Well, God did intervene in my marriage. Mark started to see the lies he had believe for so many years. He realized that God is powerful and he let his Son die on the cross not to just forgive our sins but to free us from our sins! Mark finally realized he had to be broken before Christ and surrender his life to Him: EVERYTHING! That would be the only way that God could come in a free him from his sexual sin. That is what He came to do!
So Mark got free and I got suicidal. I didn't care that Mark was free. All I could think about is my husband had been lying to me our ENTIRE marriage and I couldn't deal with the rejection of him lusting after other women. It was too much! I had dealt with rejection of men for
many years, but from my own husband was the breaking point. I remember telling Marsha that I had been sexually assaulted by my dad and that this was much harder to deal with.
The lies I had to face everyday were horrible. I would wake up in the night and the thoughts of my worthlessness were so heavy I couldn't go back to sleep. I was obsessed with looking in the mirror constantly thinking about how disgusting I was. I swallowed every lie that was out there.
I was the lowest I had ever been. But guess what? If I had to do it all over again to get to where I am now, I would. As I type that I am saying to myself, "Really?" Yes, really! The weight was so big I finally broke and cried out to God and said "Here, you take it." I don't remember it as being an over-night weight thing, but I was relentless in crying out to God. It was top priority! I knew I had no were else to turn but to Him.
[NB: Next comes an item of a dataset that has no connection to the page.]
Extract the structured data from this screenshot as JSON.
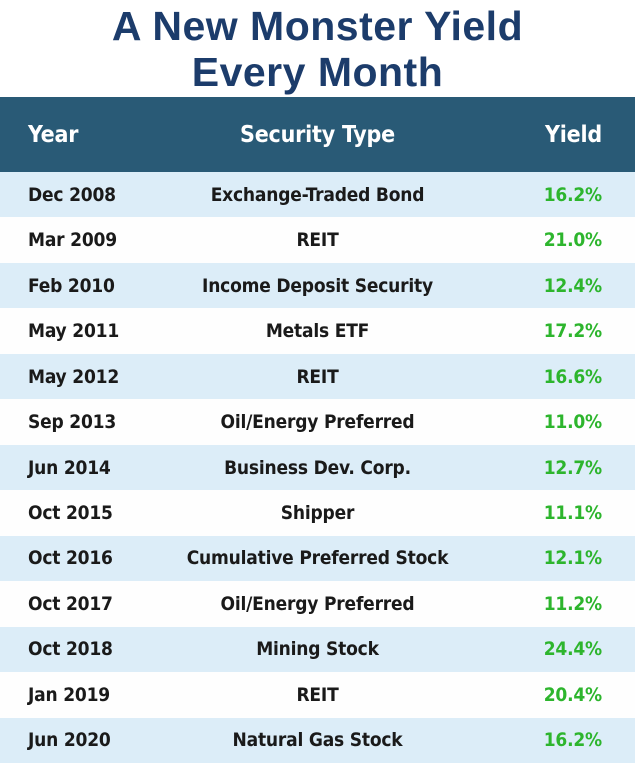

This was my last resort. Slowly, day after day the weight began to lift. I found myself being able to survive the day without feeling like I wanted to die. I could have conversations with Mark without wanting to rip his heart out! The lies started to get muffled. God started to show me things in my life that I needed to get right. I remember reading one of Marsha's chapters on using this time to evaluate ourselves and all I could think of is I have been a good wife, he is the one with the problems. But I did use this time to evaluate myself and God showed me so many things that he wanted to rip from my life, fear being the biggest. I always lived in fear of “What if?” If I had a time that I didn't feel fearful I would find something to be fearful about! It was just a part of who I was. I could find every justification (just like Mark) on why this was a part of my life. When I began to read the Bible, really for the first time during this process, I really began to understand how powerful Christ is. And again how he came to set us free! And now He has freed me from fear. I am now able to finally rest on Him knowing He will hold me no matter what, even when things happen that I wouldn't wish on my worst enemy. And He has.
He does use the painful situations to draw us closer to Him. So I would ask that you draw closer to Him in this time. Don't turn away or try and carry the burden on your own. He wants to do this for you, and He will. Just surrender it to Him and don't give up. Be persistent! You have nothing to lose; there really is no other option.
This is NOT something He wants to give to only me. Its available to you, and it’s real! I would have never believed it a year-and-a-half ago, but I do now, and I have to share! Every day I am amazed at how He has totally changed my marriage, my mind, my heart. So I hope that I can offer you hope through my story. Hope that your marriage can be restored. Hope that your husband/partner can be set free. Hope that you can survive this and come out better and stronger. He can make that true in your life!